Her heart rattled its bars. “Is everything alright?”

“I just . . .” He stopped. Goosebumps rippled across her skin. “I needed to tell you something.”

They stood on either side of the threshold, unmoving mirrors of each other, like a fox and a mouse before one of them decides to run. She took a deep breath.

“Wha—”

Then he was kissing her. It was over before she knew what was happening, and she was still in shock as the door swung closed behind him. Deli stood there tracing her lips with her fingertips and listening to her jailbroken heart’s thudding joy for a long, long time.

Trey never brought it up again.

So neither had she. And since then, she had been waiting.

Six months later, he was so handsome it nearly hurt as he pulled her in for a hug and held her body against his for a significant moment longer than he usually did.

“You ready for this?” he asked into Deli’s hair, and she mentally prayed a thank you to the god of dry shampoo. She closed her eyes and tried to press the feeling of his breath on her neck into the pages of her memory, like the petals of a camellia pressed into the journal on her nightstand.

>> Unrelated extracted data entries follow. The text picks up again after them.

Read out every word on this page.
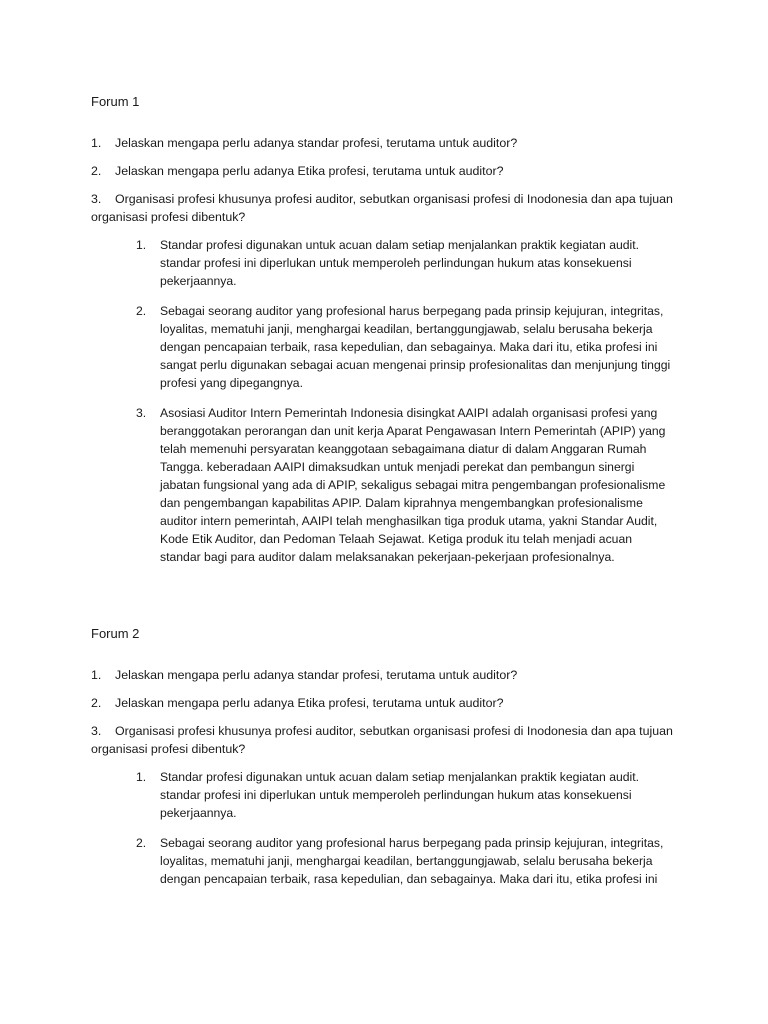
Forum 1

1. Jelaskan mengapa perlu adanya standar profesi, terutama untuk auditor?

2. Jelaskan mengapa perlu adanya Etika profesi, terutama untuk auditor?

3. Organisasi profesi khusunya profesi auditor, sebutkan organisasi profesi di Inodonesia dan apa tujuan organisasi profesi dibentuk?

1. Standar profesi digunakan untuk acuan dalam setiap menjalankan praktik kegiatan audit. standar profesi ini diperlukan untuk memperoleh perlindungan hukum atas konsekuensi pekerjaannya.
2. Sebagai seorang auditor yang profesional harus berpegang pada prinsip kejujuran, integritas, loyalitas, mematuhi janji, menghargai keadilan, bertanggungjawab, selalu berusaha bekerja dengan pencapaian terbaik, rasa kepedulian, dan sebagainya. Maka dari itu, etika profesi ini sangat perlu digunakan sebagai acuan mengenai prinsip profesionalitas dan menjunjung tinggi profesi yang dipegangnya.
3. Asosiasi Auditor Intern Pemerintah Indonesia disingkat AAIPI adalah organisasi profesi yang beranggotakan perorangan dan unit kerja Aparat Pengawasan Intern Pemerintah (APIP) yang telah memenuhi persyaratan keanggotaan sebagaimana diatur di dalam Anggaran Rumah Tangga. keberadaan AAIPI dimaksudkan untuk menjadi perekat dan pembangun sinergi jabatan fungsional yang ada di APIP, sekaligus sebagai mitra pengembangan profesionalisme dan pengembangan kapabilitas APIP. Dalam kiprahnya mengembangkan profesionalisme auditor intern pemerintah, AAIPI telah menghasilkan tiga produk utama, yakni Standar Audit, Kode Etik Auditor, dan Pedoman Telaah Sejawat. Ketiga produk itu telah menjadi acuan standar bagi para auditor dalam melaksanakan pekerjaan-pekerjaan profesionalnya.

Forum 2

1. Jelaskan mengapa perlu adanya standar profesi, terutama untuk auditor?

2. Jelaskan mengapa perlu adanya Etika profesi, terutama untuk auditor?

3. Organisasi profesi khusunya profesi auditor, sebutkan organisasi profesi di Inodonesia dan apa tujuan organisasi profesi dibentuk?

1. Standar profesi digunakan untuk acuan dalam setiap menjalankan praktik kegiatan audit. standar profesi ini diperlukan untuk memperoleh perlindungan hukum atas konsekuensi pekerjaannya.
2. Sebagai seorang auditor yang profesional harus berpegang pada prinsip kejujuran, integritas, loyalitas, mematuhi janji, menghargai keadilan, bertanggungjawab, selalu berusaha bekerja dengan pencapaian terbaik, rasa kepedulian, dan sebagainya. Maka dari itu, etika profesi ini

“I couldn’t do it without you.”

He looked down and grinned as his accent slipped into his voice. “It’s just your family. You’d survive.”

“Please, my family loves you more than me.”

A montage flashed through her mind—fourteen-year-old Trey laughing beside the barbecue with her dad, seventeen-year-old Trey bringing sunflowers for the Thanksgiving table, twenty-five-year-old Trey dancing to Frank Sinatra in the living room with Grandma Rosemary.

Trey laughed softly. “I love them, too.”

“Then you can sit by my mother. We’re—” Deli checked her phone—there was another text demanding to know where she was. She looked back to the moonglow of Trey’s watching eyes. “Um . . . three minutes late. And she’s already in a mood.”

“Oh God, a mood?” Trey swept her arm up. “We’ve gotta move!”

As Trey led her toward the restaurant, her hand around his arm in the olive coat he’d bought to match her dress, Deli MacDonald knew again that love was a strange thing.

It could be one person’s burning sun but live in another person’s shadow.

Love wasn’t a thing you could call on demand.

It decided when the time was right. It didn’t like to be rushed.

So, just like she had for so many years, Deli fell into step with the boy who’d slipped her heart into his pocket. She could be patient another day. Always another day.

Any minute now, he’ll be ready, she thought. Any second now, I’ll know.